First of all, if you’re reading this it means that you’ve asked me for the password to this blog, and I appreciate you for making me feel special.

As we should all know, Valentine’s Day is quickly approaching. And as it falls on a Sunday this year that means that Friday is the new Valentine’s Day. I have next week off! Yay! Maybe I won’t be such a huge slacker and I’ll actually post once. Maybe twice.

Anyways, back to Valentine’s Day and the massive rant and rave this is going to turn into. This will be my first V-Day that I have a someone for. The someone is also… The Boy. Together we are probably the biggest nerds ever. Or at least fairly high up on the nerd scale. He’s admitted to getting the Dungeons and Dragons magazine at one point. I was disappointed that there was no Age of Empires app available for my phone.

This brings us to the plan.

Some background info AKA the 411:

Valentine’s Day at school means the sale of carnations. And the amazing singing telegrams but I don’t think they’re selling them this year, sadly. Anyways, the carnations.

I am not  a girly girl. I never have been and I never will be. When I was little I never wanted to be a princess. I didn’t want a pony. I preferred Lion King to Cinderella. When we were talking about prom once a couple days ago I said to The Boy “When else are you going to see me wear a dress?”

Still, my inner girl would really love to receive a carnation. Or at least get something out of The Boy. He knows exactly where my locker is. It’s pretty easy to identify, as some kind individual carved a penis onto it at some point during the year.

Back to the story. I confessed my girly desires to one of my friends, who offered to talk to him and see if he had anything planned and if not then inspire him. I approved of this plan. We had it all worked out. During break I would leave to go to the bathroom and she would have her opportunity to talk to him. To make it look more natural I would even go with Best Friend. Yeah, we’re the girls that can’t go to the bathroom alone.

Only he managed to slink away into nonexistance during break ahead of us. There was no study hall today, so there was another missed opportunity. And lunch time? Couldn’t find him.

I totally predicted it would end up that way. Carnations are no longer on sale, but we’re still going through with a modified version of the plan tomorrow.

Anyone have any V-Day plans not involving advanced espionage?

Meet Me Halfway…Or Not

I feel slightly bad writing this after just writing about how happy I am with The Boy. And I am happy. We have fun together. We’re incredibly weird and his texts make me smile, laugh, and fall off the couch sometimes.
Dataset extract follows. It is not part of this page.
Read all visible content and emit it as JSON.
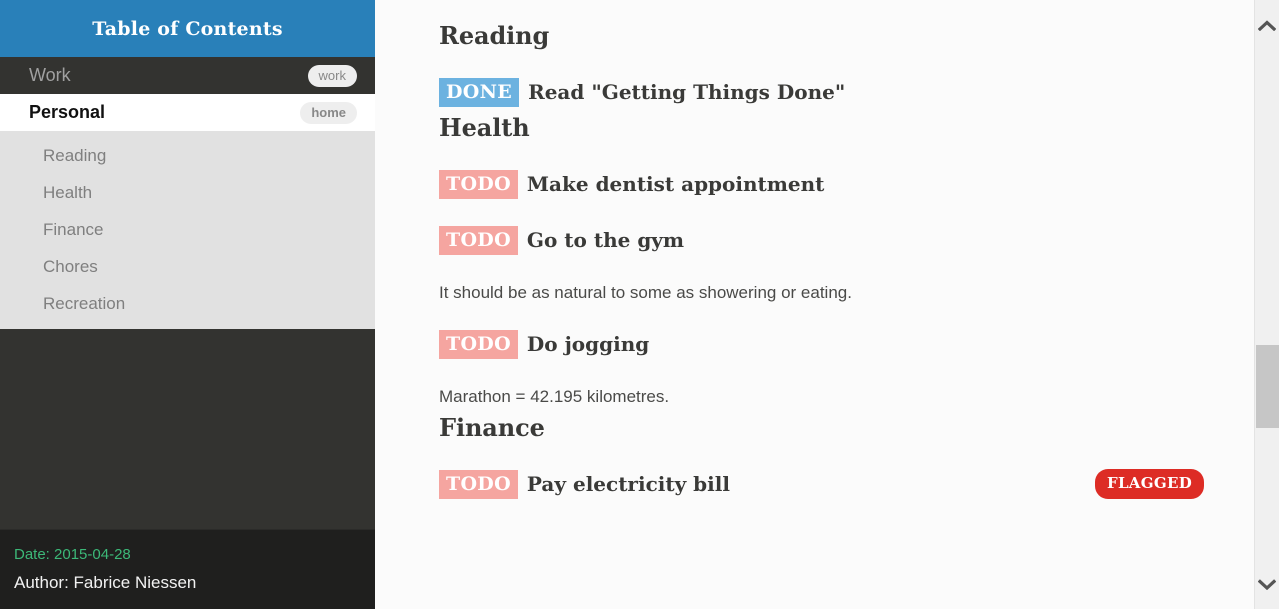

But… I feel like venting. And I want to cover this for… I don’t know. Future reference? Posterity? Is posterity even the right word to be using for this?

I’m discovering that The Boy can be… indecisive and a bit more shy, I guess, about some things than I’d expected. We’re both incredibly open. He lives to try and disturb me and be a creeper. We come up with perverted comments all the time. We’re also both not touchy people.

On the first date there was a moment when he tried to kiss me, but there was this old guy walking by and I was nervous, so I ended up turning my head slightly at the last second and he got me next to my mouth. We walked around for a little bit before this and he had his arm around my shoulders.

Date #3 which was this Saturday I went over to his house and we rented Star Trek. He put his arm around me until I moved to sit up a little better. Then we had another moment where we were about to kiss, and he was teasing me about not actually going to kiss me. We were almost there.

And then I heard footsteps, warned him, we moved apart, and his little brother barged in seconds later. Another failed moment.

I’ve given him hints. I’ve made sure he knew I’m okay with him “making moves” as he calls it in public. Somehow 5 billion people at school found out that he asked me out (which is part of the reason why I’ve started putting passwords on these things). We’ve both said that we’re okay with people knowing.

The Class Creeper has a guy crush on The Boy in my opinion, and lurked around my group of friends one day at the end of last week when I was hoping to be able to get The Boy off somewhere alone.

“Guess you’ll never know what would have happened if he hadn’t showed up.”

“What would’ve happened?”

“Who knows? Your stalked showed up and got in the way.”

“Class Creeper will feel my wrath.”

“Good answer.”

After this he asked me over for the 3rd date. Then after that date…

“Maybe if the…moving in general was more public Class Creeper would realize you’re not like Birdo*.”

“I guess we’ll have to fix the lack of public moving on Manday**. See what I did there.”

*He taught me that Birdo is actually a transvestite character.

** We created the awesome points system. He made enough points to get a day where I wouldn’t say anything when he called himself manly.

Another story…

“Today in Yearbook ___ said “Let’s do girls first. Girls are easy.” To which ____ replied “Yeah, they are.” This is the same person who was later making a friendship bracelet.”

“But if I had said “yeah they are” it would be considered manly.”

“And then I would say “And how do you know that?””

“And I would be sad because of the boob-less life I lead.”

“And it will continue to be like that for the forseeable future unless you make some manly moves.”

“Then manly moves I shall make.”

And yet… Nothing. So I’m tired of waiting around for him to do something. Tomorrow I’m going to take charge and make a move on him so he’ll finally get his act together.

But don’t expect an update tomorrow. I probably won’t have a life again until Friday.